No proof can be adduced (i. e., on the professor’s side).

But despite all these indications of a calm and equitable judicial process, safeguarding all the prisoner’s rights and giving him a perfectly square deal, the betting odds in the Eutaw street poolrooms are still 7 to 1 that the chatty professor will scarcely achieve a triumph to stir the blood.

Meanwhile, it may be in order for a great public journal to point out to him a technical error in his procedure.
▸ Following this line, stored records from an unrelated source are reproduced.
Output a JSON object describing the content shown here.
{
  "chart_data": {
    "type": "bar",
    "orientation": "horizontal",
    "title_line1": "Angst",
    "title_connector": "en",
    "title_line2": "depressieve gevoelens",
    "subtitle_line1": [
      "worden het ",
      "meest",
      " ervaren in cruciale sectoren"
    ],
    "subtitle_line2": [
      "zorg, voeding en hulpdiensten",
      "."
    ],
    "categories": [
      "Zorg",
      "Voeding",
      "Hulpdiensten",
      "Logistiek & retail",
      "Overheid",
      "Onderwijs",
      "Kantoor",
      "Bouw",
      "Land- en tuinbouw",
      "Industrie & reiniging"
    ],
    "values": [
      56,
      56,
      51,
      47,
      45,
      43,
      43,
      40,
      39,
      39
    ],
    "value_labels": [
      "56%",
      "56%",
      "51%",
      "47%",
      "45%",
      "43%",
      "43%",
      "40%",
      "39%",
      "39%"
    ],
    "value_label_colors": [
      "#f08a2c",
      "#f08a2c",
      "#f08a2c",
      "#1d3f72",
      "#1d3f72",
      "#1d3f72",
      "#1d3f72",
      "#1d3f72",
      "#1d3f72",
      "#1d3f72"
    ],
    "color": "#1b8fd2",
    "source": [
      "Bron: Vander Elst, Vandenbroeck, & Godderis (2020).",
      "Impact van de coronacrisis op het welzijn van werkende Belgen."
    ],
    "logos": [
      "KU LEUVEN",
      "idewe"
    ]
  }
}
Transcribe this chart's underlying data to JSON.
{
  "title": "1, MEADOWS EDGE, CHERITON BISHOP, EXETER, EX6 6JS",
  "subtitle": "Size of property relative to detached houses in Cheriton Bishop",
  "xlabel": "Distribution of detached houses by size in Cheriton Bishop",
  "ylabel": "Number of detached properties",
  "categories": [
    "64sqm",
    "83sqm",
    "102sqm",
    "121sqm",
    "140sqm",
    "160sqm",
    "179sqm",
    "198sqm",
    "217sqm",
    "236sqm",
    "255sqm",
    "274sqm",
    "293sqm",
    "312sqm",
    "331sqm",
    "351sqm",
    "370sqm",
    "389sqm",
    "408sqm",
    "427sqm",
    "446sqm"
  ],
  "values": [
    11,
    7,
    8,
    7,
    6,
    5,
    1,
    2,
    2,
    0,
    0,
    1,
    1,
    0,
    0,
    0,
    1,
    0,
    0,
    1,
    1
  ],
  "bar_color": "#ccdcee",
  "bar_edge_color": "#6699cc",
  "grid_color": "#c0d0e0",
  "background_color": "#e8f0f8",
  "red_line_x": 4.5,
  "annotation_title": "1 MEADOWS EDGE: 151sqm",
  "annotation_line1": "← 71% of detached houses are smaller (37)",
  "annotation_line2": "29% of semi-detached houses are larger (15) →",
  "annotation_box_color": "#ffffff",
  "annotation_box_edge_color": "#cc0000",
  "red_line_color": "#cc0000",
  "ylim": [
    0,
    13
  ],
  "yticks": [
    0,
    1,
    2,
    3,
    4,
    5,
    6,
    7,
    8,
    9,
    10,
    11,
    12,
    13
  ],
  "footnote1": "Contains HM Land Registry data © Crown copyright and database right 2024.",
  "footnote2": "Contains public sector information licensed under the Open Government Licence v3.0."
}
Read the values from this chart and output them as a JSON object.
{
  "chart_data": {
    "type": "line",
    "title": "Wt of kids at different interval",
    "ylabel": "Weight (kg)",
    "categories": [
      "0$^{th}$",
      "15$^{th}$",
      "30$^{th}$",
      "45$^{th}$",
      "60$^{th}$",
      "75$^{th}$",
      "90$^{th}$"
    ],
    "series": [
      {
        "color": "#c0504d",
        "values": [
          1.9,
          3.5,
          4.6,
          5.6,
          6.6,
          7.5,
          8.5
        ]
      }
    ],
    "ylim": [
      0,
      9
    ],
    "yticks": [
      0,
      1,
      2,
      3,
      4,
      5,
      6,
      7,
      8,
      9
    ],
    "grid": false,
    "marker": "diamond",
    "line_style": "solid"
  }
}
Had he preferred charges against the School Board before the Mayor, instead of appealing vaguely to public sentiment, he would have been in the superior position of a plaintiff, and in addition it would have been impossible for the School Board, pending the hearing of those charges, to suspend him. In the long run, of course, he would have come to grief just as certainly, but during the progress of that long run he would have been drawing his wages.

However, it is now too late to bring in a new deck—and besides, it is always useless to offer advice to a pedagogue. No class of men are more set in their ways. And no class of men have less skill at those little tricks and chicaneries which lie at the heart of business and are the life blood of medicine, the law and the other learned professions.

May blessings rest upon the head of Cadmus, the Phœnicians or whoever it was that lately repaved Booth street between Gilmor and Stricker. Perhaps—who knows?—the honor and glory belong to the Hon McCay McCoy. But as for me, I rather suspect the Hon. William Larkins.

Psychotherapy is the theory that the patient will probably get well anyhow—and is certainly a sucker.

Stick an indictment onto a man, and if he wants to go to jail he’s got to fight his way in.

The standing of the clubs in the National Typhoid League, for week ended May 4:

Baltimore.......................537 Philadelphia.......................064
Pittsburgh......................187 New York..........................042
St. Louis........................145 Boston...............................000
Chicago.........................091 Cleveland..........................000


Thus the Orioles prepare to astound and enchant the visitors to the Democratic National Convention.


Certainly every Baltimorean who prefers the newspapers to the works of Bulwer-Lytton will hope for the speedy restoration of the Hon. King Bill Garland, now oppressed and exiled by difficulties which would shake the courage of better men. With Bill on his feet, life in Baltimore is seldom dull. He is constantly up to now tricks, and if at times those tricks displease the pious, they at least divert and delight the sinner. He is a fellow who thinks for himself and he is always able to defend his overt acts with masterly syllogisms. The First Branch of the City Council will miss him, for he has belonged to its small minority of intelligent men. Now that he is on sick leave the average of intelligence there will move another notch nearer that of the Pullman car porter and barroom pianist. May Bill come back—and soon! There are worse men in Baltimore—and many of them are Prominent Baltimoreans.


From the Washington correspondence of the New York Evening Post:

The Vice-Presidency is held in such light esteem today that nobody launches an active campaign for the nomination.

Can it be that news of a certain Great Statesman’s titanic straining and sweating has yet to reach New York? Or can it be that the Evening Post, after a lifetime unblemished by a single guffaw, or even chortle, takes to ribald and licentious humor in its old age?

If the latter, then every judicious man must grieve and whisper damn. For 40 years—or maybe, for all I know, for 70 years—the Evening Post has contemplated the Constitution of the United States without once loosing a snicker. To yield, after so marvelous and unparalleled an exhibition of sobriety and self-restraint, to the vulgarities of senile jocosity—that, indeed, would be the very devil of a flop.

Tip for the Maryland Anti-Vivisection Society, the alert, the ardent:

The Hon. Jacobus Hook has started to give away another carboy of cigars.